Bayesian Methods for Designing Association Genetics Studies
Throughout the plant and animal kingdoms, the genetic architecture of most heritable characteristics are dominated by genes that individually contribute only small amounts to overall genetic variance. To detect the effects of such genes with sufficient evidence for association, very large experimental populations and hierarchical designs are needed. Bayesian methods developed by Ball (Genetics 2005) for unstructured populations have been adapted and applied to case-control studies in human medical genetics. This approach calculates samples sizes required to achieve a minimum Bayes Factor (= direct measure of evidence for an effect) for specific polymorphisms used in association genetics. VISG has advanced this method to design and estimate the power of case-control experiments in human medical genetics. R-scripts have been written for both unstructured populations (‘ldDesign’) and case control experiments (‘ccDesign’) and includes a module for estimating Bayes Factors corresponding to the values of F statistics from a one-way ANOVA in association genetics experiments with codominant biallelic markers.
Ball, R. D. (2011). Experimental Designs for Robust Detection of Effects in Genome-Wide Case–Control Studies. Genetics, 189(4), 1497-1514. doi: 10.1534/genetics.111.131698.
Other publications relating to use of the Bayes Factor and design of experimental populations are:
- Ball, R. D. (2005). Experimental designs for reliable detection of linkage disequilibrium in unstructured random population association studies. Genetics, 170(2), 859-873.
- Ball, R. D. (2007). Statistical analysis and experimental design. In N. Oraguzie, E. H. A. Rikkerink, S. E. Gardiner & H. N. De Silva (Eds.), Association mapping in plants (pp. 133-196).
- Ball, R. D. (2013). Designing a GWAS: Power, sample size, and data structure. Methods in Molecular Biology (Vol. 1019, pp. 37-98).
- Ball, R. D. (2013).

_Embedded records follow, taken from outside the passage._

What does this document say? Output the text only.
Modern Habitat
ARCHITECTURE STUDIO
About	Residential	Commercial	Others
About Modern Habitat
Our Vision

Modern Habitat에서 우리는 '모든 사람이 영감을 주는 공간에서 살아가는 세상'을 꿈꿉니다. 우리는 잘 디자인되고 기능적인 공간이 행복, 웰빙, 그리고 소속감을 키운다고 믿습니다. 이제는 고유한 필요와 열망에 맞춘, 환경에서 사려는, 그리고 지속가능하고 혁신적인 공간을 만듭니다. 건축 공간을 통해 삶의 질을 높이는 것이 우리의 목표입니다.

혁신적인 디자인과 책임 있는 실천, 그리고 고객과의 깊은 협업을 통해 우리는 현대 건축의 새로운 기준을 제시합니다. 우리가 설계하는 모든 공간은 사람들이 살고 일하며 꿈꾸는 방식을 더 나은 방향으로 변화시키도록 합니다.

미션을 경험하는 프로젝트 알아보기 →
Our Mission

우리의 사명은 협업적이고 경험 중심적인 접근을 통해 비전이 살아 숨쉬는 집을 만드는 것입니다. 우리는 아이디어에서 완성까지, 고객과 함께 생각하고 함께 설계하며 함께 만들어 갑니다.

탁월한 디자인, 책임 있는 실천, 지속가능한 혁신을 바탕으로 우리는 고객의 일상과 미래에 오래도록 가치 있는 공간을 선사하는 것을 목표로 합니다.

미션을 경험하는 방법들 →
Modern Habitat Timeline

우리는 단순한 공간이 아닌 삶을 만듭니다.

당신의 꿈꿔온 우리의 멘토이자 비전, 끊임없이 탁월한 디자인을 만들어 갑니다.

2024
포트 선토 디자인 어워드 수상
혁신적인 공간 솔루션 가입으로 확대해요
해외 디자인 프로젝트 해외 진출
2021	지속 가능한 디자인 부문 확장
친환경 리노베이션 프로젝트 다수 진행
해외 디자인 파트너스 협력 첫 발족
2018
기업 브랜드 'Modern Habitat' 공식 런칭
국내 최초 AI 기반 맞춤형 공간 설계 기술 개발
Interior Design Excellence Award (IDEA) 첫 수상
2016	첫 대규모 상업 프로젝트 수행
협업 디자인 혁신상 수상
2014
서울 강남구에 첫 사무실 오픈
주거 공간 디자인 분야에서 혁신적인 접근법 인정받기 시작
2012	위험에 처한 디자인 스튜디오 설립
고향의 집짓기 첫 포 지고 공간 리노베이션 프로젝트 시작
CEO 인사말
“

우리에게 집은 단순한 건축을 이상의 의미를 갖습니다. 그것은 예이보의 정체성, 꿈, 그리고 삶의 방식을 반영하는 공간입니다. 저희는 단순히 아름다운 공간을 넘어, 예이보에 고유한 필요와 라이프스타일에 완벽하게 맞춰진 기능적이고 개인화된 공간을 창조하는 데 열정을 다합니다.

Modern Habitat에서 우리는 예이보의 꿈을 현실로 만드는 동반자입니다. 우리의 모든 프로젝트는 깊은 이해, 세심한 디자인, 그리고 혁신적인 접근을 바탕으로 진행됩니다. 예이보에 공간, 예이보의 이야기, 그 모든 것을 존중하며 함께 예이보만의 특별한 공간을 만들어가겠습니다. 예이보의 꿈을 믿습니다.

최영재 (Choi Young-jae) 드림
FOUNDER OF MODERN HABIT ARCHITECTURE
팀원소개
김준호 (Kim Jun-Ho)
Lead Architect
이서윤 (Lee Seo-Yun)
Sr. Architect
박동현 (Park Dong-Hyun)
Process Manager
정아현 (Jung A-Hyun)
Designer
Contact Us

Statistical analysis of genomic data, in Methods in molecular biology (Vol. 1019, pp. 171-192): Springer Science+Business Media B.V.

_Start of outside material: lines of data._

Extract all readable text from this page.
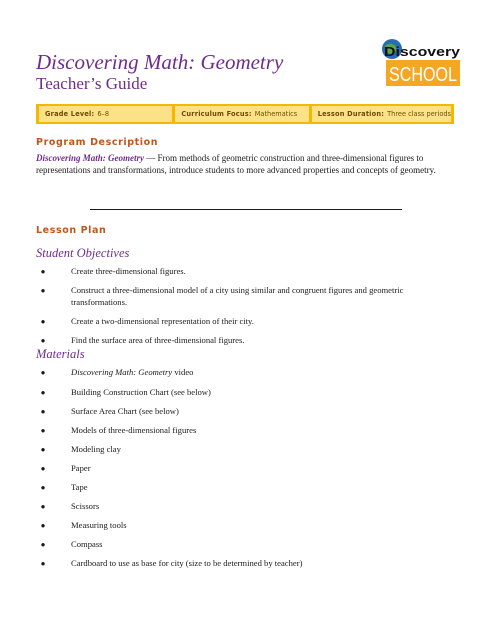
Discovering Math: Geometry
Teacher’s Guide
Discovery
SCHOOL
Grade Level: 6–8	Curriculum Focus: Mathematics	Lesson Duration: Three class periods
Program Description

Discovering Math: Geometry — From methods of geometric construction and three-dimensional figures to representations and transformations, introduce students to more advanced properties and concepts of geometry.

Lesson Plan
Student Objectives
●	Create three-dimensional figures.
●	Construct a three-dimensional model of a city using similar and congruent figures and geometric transformations.
●	Create a two-dimensional representation of their city.
●	Find the surface area of three-dimensional figures.
Materials
●	Discovering Math: Geometry video
●	Building Construction Chart (see below)
●	Surface Area Chart (see below)
●	Models of three-dimensional figures
●	Modeling clay
●	Paper
●	Tape
●	Scissors
●	Measuring tools
●	Compass
●	Cardboard to use as base for city (size to be determined by teacher)
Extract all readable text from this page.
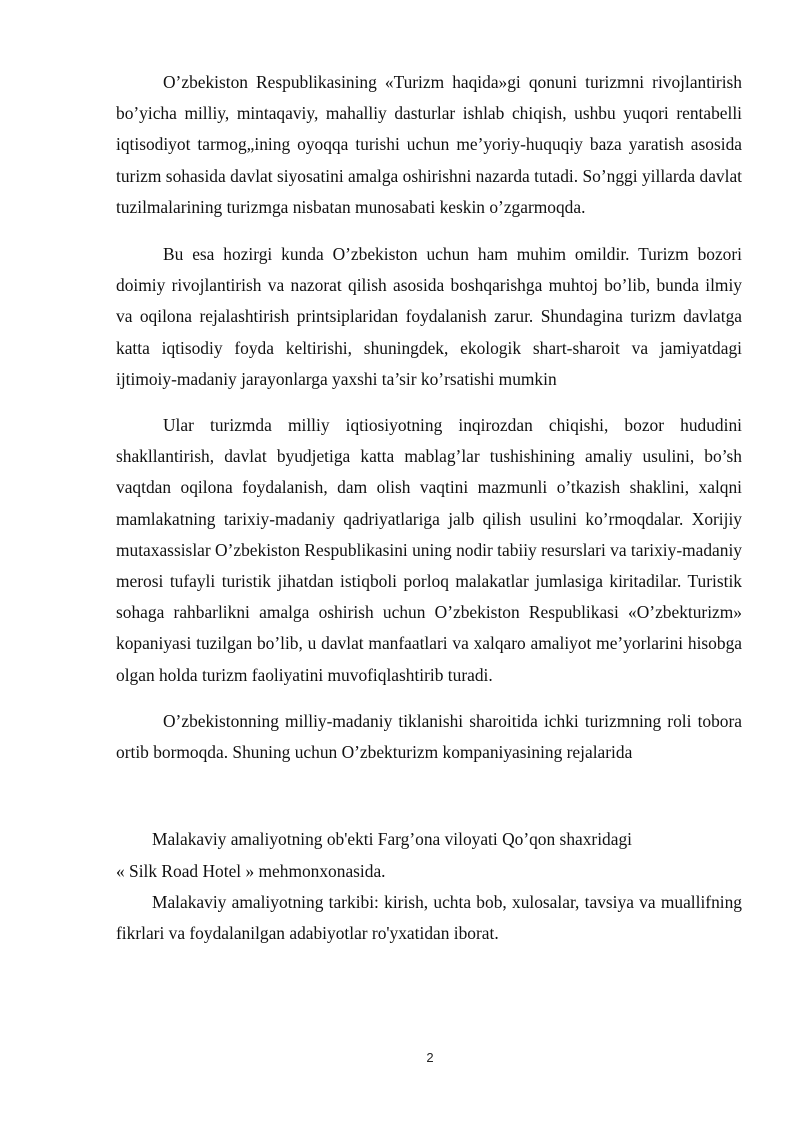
O’zbekiston Respublikasining «Turizm haqida»gi qonuni turizmni rivojlantirish bo’yicha milliy, mintaqaviy, mahalliy dasturlar ishlab chiqish, ushbu yuqori rentabelli iqtisodiyot tarmog„ining oyoqqa turishi uchun me’yoriy-huquqiy baza yaratish asosida turizm sohasida davlat siyosatini amalga oshirishni nazarda tutadi. So’nggi yillarda davlat tuzilmalarining turizmga nisbatan munosabati keskin o’zgarmoqda.

Bu esa hozirgi kunda O’zbekiston uchun ham muhim omildir. Turizm bozori doimiy rivojlantirish va nazorat qilish asosida boshqarishga muhtoj bo’lib, bunda ilmiy va oqilona rejalashtirish printsiplaridan foydalanish zarur. Shundagina turizm davlatga katta iqtisodiy foyda keltirishi, shuningdek, ekologik shart-sharoit va jamiyatdagi ijtimoiy-madaniy jarayonlarga yaxshi ta’sir ko’rsatishi mumkin

Ular turizmda milliy iqtiosiyotning inqirozdan chiqishi, bozor hududini shakllantirish, davlat byudjetiga katta mablag’lar tushishining amaliy usulini, bo’sh vaqtdan oqilona foydalanish, dam olish vaqtini mazmunli o’tkazish shaklini, xalqni mamlakatning tarixiy-madaniy qadriyatlariga jalb qilish usulini ko’rmoqdalar. Xorijiy mutaxassislar O’zbekiston Respublikasini uning nodir tabiiy resurslari va tarixiy-madaniy merosi tufayli turistik jihatdan istiqboli porloq malakatlar jumlasiga kiritadilar. Turistik sohaga rahbarlikni amalga oshirish uchun O’zbekiston Respublikasi «O’zbekturizm» kopaniyasi tuzilgan bo’lib, u davlat manfaatlari va xalqaro amaliyot me’yorlarini hisobga olgan holda turizm faoliyatini muvofiqlashtirib turadi.

O’zbekistonning milliy-madaniy tiklanishi sharoitida ichki turizmning roli tobora ortib bormoqda. Shuning uchun O’zbekturizm kompaniyasining rejalarida

Malakaviy amaliyotning ob'ekti Farg’ona viloyati Qo’qon shaxridagi

« Silk Road Hotel » mehmonxonasida.

Malakaviy amaliyotning tarkibi: kirish, uchta bob, xulosalar, tavsiya va muallifning fikrlari va foydalanilgan adabiyotlar ro'yxatidan iborat.

2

Software, reports and presentations
VISG has produced an R package – ccDesign - as an addendum to an existing R package, ldDesign. http://cran.r-project.org/web/packages/ldDesign/index.html
Presentations describing the method are at:
- VISG Experimental Designs Project 2011: Experimental Design for Genome-wide case-control studies.
- Experimental design for genome-wide case-control studies.
A Galaxy Pipeline for Detecting Evidence of Signatures of Selection
Large genome-wide genotypic data sets and next generation sequencing-(re)sequence data sets contain information that could reveal evidence of selection in regions not previously known to be associated with trait variation. Preparing data sets for analysis using a suite of analytical methods is time consuming and challenging. VISG is developing a Galaxy pipeline to prepare and mine data sets for evidence of selection.
This includes implementing in a parallel computing environment. The pipeline is currently being adapted for different biological contexts– including both phase unknown (i.e. outbred diploids such as humans, livestock, and various annual and perennial plant species) and phase known (haploid tissues and diploid inbred lines of a range of crop plants and experimental animal species).
Reports and Presentations
- As part of this tool development we worked on Connecting Genetics Researchers to New Zealand eScience Infrastructure.
- Connecting Genetics Researchers to NESI.
Further Development of a Galaxy pipeline to Design High Resolution Melting assays from NGS data
High resolution melting is a PCR-based genotyping technology which reveals differences in DNA sequence without knowing a priori the actual DNA sequence differences. VISG is co-funding further development of a Galaxy-based pipeline for using next generation sequence-derived (re)sequence to design primers to regions containing putative polymorphisms.
The original pipeline was described in the following paper: Baldwin et al. 2012. A Toolkit for bulk PCR-based marker design from next-generation sequence data: application for development of a framework linkage map in bulb onion (Allium cepa L.). BMC Genomics 2012, 13:637.